The world has changed in the Internet age, because now transgressions that might have been forgotten or overlooked after a while in the past are kept on-file forever and searchable for all to see. That in itself makes both education (particularly for the young/vulnerable), privacy awareness, and explicit legal protections for personal information much more important.
Personally, I believe personal data protection and privacy laws are far, far too weak in most jurisdictions today, lagging well behind modern technology and its less constructive applications. I would like to see statutory safeguards on all collection, use and distribution of personal data, and awesome, business-destroying penalties for those who are not careful enough to do so.
Our current path, towards a database state and wholesale aggregation of personal data by private entities, using software that is frequently insecure, with low-level staff unreliable at following even basic security procedures, in a world where leaks can turn a victim's life upside down and the damage may be expensive or impossible to fix, is not a healthy path to follow.
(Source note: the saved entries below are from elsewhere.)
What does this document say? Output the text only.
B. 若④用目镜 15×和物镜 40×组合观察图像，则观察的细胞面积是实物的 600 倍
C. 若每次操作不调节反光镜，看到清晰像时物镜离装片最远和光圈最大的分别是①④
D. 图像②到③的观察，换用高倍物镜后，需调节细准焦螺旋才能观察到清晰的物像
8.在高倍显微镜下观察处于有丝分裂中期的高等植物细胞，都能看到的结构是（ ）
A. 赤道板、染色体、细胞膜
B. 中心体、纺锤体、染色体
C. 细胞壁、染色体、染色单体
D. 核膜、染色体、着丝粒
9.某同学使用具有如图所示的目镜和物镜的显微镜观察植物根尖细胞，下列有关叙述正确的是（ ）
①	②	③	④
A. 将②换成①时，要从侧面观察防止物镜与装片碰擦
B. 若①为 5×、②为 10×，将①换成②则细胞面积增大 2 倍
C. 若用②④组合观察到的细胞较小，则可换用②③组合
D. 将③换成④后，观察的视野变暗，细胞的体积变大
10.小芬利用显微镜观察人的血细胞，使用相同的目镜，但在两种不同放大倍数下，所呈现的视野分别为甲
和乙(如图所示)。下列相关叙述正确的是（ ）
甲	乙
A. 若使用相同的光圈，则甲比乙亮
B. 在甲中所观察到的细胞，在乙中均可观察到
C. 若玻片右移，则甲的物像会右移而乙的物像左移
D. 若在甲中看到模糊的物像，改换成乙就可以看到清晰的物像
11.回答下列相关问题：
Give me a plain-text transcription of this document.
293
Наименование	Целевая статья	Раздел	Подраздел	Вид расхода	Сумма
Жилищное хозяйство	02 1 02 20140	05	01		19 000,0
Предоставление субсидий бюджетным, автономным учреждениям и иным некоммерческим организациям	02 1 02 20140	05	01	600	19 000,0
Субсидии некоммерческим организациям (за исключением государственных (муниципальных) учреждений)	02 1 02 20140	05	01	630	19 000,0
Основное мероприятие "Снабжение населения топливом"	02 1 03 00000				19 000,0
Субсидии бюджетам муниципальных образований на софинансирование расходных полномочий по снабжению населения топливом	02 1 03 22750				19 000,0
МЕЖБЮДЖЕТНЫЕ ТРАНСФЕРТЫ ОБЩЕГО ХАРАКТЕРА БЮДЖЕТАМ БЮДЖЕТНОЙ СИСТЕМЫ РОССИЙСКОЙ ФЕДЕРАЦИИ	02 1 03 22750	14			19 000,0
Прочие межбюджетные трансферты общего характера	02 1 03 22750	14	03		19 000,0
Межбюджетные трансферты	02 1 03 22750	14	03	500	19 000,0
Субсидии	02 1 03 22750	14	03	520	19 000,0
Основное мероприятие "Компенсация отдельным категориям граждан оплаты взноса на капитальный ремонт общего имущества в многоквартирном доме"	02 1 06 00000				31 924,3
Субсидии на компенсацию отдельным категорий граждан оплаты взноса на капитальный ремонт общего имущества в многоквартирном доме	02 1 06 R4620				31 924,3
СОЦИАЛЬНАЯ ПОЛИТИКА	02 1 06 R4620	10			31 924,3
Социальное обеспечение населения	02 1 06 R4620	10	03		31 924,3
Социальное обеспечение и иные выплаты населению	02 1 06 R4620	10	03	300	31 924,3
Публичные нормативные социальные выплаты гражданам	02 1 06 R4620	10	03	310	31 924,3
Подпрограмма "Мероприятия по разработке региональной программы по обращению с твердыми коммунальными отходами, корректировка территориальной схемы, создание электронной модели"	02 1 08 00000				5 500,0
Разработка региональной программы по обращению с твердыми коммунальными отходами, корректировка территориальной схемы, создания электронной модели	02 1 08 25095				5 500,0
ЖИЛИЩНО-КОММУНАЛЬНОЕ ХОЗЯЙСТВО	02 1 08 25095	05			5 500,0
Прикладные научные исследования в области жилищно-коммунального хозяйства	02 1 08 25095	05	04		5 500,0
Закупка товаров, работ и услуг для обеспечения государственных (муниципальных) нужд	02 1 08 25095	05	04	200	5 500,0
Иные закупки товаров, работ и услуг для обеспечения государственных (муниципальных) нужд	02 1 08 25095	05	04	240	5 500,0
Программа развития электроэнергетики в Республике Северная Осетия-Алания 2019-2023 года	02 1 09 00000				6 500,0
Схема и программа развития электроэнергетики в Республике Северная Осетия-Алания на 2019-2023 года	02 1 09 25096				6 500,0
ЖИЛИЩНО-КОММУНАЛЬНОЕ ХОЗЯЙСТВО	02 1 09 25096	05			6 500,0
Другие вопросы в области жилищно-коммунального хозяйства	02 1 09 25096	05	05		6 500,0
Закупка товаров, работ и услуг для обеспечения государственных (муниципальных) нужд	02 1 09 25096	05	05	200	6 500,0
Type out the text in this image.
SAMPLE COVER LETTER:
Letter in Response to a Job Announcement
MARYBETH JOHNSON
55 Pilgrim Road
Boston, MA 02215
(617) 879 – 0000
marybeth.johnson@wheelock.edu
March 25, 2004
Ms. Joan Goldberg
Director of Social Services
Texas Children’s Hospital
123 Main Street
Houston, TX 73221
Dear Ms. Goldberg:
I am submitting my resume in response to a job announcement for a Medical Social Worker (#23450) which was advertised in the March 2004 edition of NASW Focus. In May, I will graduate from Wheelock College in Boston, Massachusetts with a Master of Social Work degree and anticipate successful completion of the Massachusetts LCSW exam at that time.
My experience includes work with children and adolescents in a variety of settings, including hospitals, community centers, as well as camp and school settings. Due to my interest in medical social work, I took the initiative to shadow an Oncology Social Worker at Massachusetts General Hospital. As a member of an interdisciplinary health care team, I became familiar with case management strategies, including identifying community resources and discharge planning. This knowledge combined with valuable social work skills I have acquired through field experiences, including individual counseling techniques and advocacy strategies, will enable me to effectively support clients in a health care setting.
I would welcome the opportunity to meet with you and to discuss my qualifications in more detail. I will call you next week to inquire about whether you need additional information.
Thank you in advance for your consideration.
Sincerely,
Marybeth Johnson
Basically, it's reasonable to expect some common sense from those old enough to know what they're doing, but it is not reasonable to expect people to make decisions based on information they probably don't know or understand, and in any case, no-one is perfect and I personally think society would be a better place with stronger privacy laws governing organisations that compile massive databases of personal data. As I often comment in these discussions, just because we can do something does not mean we should, and just because someone who is only human once made a mistake does not mean we have to catalogue it and make it searchable by anyone for the rest of their life.
If you disagree, post your argument. (-1, Overrated) isn't your personal censorship tool for views you don't like.
What you say would be true for people who make their facebook profile public, but what about those with private profiles that are visible only to their friends, and are basically being leaked to third parties?
How would you feel if your cell phone company were selling transcripts of your phone calls to advertisers and potential employers without your consent (ie. considering your use of their system as you granting your implicit consent)?